Shown: Designer Kevin O’Shea wanted to pay homage to its days as a commercial kitchen while cleaning it up with new beadboard and white paint—even on the brown ceramic-tile floor. The lighting is an invention of his own, made largely of vintage parts. The molding above the beadboard serves as a duct for wires and pipes.
Nautical Touch
The assemblage of electrified lights over the bar is a creative repurposing of old candle and oil lanterns that reflect the house’s seaside history. This side door is now the main entrance to the house, as it was for the succession of restaurants that operated here.
Master Suite Retreat
The master is one of three bedrooms added to the second floor, which had lost its partition walls but retained its beams and rafters. The chimney is an extension of the one in the bar, with a layer of salvaged brick added partway up to the roof.
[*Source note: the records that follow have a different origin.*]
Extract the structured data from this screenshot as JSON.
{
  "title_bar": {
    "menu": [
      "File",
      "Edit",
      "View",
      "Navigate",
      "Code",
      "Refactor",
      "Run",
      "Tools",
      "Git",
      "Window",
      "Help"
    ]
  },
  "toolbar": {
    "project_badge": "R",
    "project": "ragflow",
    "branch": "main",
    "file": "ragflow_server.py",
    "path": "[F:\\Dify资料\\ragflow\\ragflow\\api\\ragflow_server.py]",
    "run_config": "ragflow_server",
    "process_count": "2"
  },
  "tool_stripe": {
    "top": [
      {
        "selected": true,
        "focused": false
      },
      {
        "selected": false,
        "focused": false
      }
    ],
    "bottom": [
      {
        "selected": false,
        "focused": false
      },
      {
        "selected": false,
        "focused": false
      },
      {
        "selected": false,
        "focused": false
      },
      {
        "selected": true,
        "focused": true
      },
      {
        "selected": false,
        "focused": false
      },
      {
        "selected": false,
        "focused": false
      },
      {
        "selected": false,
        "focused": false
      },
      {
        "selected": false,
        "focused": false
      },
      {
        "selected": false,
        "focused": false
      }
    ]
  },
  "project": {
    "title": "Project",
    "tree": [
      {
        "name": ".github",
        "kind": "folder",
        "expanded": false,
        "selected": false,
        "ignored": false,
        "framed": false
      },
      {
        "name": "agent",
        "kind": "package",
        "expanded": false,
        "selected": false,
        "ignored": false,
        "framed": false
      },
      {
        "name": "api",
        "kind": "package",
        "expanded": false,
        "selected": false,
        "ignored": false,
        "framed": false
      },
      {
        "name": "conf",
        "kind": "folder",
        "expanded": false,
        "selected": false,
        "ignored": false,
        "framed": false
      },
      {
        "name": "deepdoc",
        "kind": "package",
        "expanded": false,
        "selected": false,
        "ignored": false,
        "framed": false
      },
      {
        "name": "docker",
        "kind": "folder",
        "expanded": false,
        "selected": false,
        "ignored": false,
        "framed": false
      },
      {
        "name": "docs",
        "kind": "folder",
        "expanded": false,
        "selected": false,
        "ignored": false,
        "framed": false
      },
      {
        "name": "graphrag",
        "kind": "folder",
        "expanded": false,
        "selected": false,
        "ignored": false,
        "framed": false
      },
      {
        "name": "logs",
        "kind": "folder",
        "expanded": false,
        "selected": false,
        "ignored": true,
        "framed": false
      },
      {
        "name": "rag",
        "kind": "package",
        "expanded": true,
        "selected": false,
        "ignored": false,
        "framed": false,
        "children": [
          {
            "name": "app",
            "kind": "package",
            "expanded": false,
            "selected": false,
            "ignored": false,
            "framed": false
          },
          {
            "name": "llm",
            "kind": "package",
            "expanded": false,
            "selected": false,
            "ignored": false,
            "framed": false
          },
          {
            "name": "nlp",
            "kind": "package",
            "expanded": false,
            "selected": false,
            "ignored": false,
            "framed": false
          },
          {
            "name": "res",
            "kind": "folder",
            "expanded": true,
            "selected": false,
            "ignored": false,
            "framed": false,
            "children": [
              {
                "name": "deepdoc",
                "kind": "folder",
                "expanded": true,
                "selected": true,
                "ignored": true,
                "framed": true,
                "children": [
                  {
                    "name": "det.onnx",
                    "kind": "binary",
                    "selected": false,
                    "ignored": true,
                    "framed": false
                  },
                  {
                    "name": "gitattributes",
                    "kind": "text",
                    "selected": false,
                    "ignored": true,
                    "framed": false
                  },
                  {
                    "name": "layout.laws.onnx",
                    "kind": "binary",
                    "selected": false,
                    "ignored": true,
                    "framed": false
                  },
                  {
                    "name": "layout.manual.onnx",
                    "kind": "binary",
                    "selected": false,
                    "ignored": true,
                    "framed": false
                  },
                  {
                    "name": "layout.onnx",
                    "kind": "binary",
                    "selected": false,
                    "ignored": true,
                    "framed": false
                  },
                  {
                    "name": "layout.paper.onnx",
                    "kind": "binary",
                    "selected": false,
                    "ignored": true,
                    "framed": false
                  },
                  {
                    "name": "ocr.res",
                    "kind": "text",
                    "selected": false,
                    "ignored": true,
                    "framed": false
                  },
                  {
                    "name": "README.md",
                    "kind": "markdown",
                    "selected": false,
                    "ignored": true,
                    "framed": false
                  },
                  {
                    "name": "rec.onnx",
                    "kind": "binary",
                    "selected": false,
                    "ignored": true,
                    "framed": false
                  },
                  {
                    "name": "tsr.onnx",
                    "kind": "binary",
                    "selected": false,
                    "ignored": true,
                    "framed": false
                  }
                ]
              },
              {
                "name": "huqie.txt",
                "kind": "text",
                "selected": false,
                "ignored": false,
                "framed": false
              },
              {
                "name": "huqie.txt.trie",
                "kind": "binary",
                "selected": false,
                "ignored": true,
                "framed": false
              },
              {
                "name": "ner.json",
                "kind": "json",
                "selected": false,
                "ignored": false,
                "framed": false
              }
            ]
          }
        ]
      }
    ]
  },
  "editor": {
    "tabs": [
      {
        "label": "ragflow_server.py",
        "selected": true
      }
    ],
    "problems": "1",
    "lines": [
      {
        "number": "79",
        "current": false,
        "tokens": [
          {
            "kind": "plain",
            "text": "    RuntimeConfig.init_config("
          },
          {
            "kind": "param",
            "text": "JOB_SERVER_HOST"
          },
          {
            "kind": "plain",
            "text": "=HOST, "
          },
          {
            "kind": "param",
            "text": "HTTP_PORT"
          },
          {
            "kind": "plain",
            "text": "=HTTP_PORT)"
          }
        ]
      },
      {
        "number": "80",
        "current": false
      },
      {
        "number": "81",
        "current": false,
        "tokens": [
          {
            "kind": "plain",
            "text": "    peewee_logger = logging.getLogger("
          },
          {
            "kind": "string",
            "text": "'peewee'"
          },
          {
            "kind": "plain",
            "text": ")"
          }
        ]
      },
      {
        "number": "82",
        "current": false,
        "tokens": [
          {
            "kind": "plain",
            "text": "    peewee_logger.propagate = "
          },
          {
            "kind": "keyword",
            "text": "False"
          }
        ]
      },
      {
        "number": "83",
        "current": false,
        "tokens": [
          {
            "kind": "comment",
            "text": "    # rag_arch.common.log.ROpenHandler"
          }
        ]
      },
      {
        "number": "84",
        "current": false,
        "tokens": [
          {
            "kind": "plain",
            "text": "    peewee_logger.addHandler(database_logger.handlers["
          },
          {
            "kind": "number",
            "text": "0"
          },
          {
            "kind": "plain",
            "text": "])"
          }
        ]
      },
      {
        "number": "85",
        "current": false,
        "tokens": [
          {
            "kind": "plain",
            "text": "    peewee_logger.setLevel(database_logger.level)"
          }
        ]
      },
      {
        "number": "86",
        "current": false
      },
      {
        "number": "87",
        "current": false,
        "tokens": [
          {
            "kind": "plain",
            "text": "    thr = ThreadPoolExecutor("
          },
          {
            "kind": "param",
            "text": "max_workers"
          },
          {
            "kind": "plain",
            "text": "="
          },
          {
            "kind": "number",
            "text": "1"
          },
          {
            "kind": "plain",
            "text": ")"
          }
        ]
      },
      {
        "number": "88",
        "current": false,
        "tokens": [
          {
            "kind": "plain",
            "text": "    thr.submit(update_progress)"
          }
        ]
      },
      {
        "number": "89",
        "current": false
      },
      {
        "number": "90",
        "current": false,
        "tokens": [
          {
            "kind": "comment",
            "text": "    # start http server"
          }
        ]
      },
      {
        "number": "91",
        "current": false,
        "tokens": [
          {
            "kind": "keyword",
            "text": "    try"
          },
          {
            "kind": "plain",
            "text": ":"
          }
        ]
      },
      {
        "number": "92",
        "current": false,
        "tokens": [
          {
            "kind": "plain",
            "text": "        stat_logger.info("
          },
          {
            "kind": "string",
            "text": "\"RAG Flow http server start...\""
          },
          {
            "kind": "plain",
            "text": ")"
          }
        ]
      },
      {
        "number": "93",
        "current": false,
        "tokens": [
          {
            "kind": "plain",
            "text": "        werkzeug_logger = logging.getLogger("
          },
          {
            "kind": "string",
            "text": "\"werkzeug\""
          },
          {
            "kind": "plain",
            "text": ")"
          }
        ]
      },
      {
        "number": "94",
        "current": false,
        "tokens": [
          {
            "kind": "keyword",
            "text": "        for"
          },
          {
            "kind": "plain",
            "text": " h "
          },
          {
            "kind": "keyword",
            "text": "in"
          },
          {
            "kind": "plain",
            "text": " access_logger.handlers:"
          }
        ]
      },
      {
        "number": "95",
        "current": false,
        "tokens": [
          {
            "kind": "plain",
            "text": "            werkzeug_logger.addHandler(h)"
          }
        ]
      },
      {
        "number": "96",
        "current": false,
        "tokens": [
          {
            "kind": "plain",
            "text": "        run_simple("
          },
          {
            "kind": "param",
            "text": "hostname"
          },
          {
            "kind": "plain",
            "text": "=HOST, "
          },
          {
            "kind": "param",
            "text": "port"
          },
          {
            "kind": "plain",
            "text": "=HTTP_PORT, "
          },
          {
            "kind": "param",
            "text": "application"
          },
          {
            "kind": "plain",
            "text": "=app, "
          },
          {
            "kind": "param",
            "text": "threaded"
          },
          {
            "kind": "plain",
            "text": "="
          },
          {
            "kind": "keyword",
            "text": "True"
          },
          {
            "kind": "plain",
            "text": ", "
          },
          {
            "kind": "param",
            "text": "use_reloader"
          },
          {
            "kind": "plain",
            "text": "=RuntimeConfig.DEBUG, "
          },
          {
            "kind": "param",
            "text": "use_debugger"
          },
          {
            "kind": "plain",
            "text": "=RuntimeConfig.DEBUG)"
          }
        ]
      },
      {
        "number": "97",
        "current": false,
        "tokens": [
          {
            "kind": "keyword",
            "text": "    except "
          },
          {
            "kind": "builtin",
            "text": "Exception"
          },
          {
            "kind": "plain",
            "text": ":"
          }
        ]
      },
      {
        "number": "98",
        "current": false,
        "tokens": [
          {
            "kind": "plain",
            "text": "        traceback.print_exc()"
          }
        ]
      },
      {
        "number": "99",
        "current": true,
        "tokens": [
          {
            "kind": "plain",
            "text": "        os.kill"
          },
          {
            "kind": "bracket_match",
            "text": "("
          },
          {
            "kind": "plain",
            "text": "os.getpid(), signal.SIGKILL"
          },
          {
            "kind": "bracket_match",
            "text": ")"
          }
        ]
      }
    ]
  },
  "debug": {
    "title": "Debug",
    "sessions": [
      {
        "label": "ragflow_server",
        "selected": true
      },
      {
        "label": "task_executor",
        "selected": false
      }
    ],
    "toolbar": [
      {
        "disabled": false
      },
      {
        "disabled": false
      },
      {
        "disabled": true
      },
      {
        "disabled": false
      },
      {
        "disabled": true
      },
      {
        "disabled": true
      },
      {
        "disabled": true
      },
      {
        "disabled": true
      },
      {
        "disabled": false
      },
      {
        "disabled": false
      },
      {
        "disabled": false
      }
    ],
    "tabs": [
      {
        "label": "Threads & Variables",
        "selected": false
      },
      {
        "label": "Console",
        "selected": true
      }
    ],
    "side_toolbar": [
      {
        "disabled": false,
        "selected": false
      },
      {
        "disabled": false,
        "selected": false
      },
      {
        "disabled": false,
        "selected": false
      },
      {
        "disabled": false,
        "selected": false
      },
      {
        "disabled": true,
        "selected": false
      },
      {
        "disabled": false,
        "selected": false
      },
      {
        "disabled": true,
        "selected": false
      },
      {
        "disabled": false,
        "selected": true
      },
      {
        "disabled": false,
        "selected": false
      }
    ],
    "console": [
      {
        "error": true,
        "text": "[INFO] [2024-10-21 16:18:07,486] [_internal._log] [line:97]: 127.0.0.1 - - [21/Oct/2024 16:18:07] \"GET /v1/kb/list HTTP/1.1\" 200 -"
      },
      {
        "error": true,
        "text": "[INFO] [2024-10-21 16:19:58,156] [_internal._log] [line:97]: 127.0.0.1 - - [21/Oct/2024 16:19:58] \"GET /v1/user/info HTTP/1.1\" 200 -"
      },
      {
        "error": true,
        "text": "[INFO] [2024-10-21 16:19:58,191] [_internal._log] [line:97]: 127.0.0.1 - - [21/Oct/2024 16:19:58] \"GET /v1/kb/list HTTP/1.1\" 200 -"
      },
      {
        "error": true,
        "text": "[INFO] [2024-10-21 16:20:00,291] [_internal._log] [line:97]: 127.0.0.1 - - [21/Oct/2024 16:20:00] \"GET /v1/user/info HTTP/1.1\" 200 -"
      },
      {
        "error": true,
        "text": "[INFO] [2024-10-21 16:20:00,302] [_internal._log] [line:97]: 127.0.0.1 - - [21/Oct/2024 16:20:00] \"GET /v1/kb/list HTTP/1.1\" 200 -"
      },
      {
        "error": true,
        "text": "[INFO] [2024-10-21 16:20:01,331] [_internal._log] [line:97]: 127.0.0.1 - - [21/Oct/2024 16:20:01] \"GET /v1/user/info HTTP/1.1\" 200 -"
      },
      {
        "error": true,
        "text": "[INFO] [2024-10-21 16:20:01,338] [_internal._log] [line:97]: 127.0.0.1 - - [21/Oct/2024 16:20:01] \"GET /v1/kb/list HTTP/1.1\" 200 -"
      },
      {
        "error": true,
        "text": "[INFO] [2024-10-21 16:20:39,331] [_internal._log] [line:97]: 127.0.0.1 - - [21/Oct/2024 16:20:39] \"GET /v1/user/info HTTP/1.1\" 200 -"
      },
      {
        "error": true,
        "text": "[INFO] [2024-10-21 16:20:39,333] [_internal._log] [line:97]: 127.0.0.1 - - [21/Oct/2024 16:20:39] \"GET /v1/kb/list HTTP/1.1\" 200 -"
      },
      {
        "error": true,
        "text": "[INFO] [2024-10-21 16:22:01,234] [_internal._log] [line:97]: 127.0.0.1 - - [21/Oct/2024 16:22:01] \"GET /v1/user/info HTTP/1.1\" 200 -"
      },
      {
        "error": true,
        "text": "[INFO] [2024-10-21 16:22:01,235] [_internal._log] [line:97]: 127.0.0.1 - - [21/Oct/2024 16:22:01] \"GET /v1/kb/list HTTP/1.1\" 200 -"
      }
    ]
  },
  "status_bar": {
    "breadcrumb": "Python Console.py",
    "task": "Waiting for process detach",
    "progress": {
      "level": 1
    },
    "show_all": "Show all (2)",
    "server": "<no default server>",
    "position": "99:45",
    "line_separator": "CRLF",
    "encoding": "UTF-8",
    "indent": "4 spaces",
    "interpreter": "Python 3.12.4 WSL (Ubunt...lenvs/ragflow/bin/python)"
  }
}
New Master Bath with a Historical Touch
The master bath one of two new ones upstairs, has a vintage look, with beadboard, subway tile, a black-and-white mosaic floor, and a newly vaulted ceiling. “I wanted the baths to look like they had been added at some point in the history of the house,” says Kevin. The salvaged pine doors over the sink open to a storage void in the wall.
Airy Aerie
The windowed door of the larger guest room opens onto a small deck with its own entry stairs.
Vintage Look Guest Bath
The second upstairs bathroom serves both guest bedrooms. In addition to vintage-inspired tile on the floor and the shower walls, and beadboard walls up to the ceiling, Kevin chose a salvaged pedestal sink as a gesture of period authenticity.
Sitting Pretty
“All we did to the patio was furnish it,” says Kevin, modestly. In the process, he and David turned a large brick rectangle that runs the width of the house into a series of outdoor rooms that greatly expanded their summertime living space. A pair of rockers forms an intimate conversation spot.
Outdoor Lounger
A double bed in weather-resistant black-painted iron is made comfy with an abundance of outdoor cushions. Ceramic garden stools stand ready to hold a cold drink, a book, or an extra party guest.
Dinner-Party Central
A wisteria-draped pergola on the harbor side of the house came as a built-in bonus. Just outside the living room, it’s a favorite gathering spot for meals all summer long.
Cape Cod Floor Plan: First Floor
The first floor remained largely intact, although plenty of work was needed.
Cape Cod Floor Plan: Second Floor
The second floor was carved into three bedrooms and two baths, with attic storage.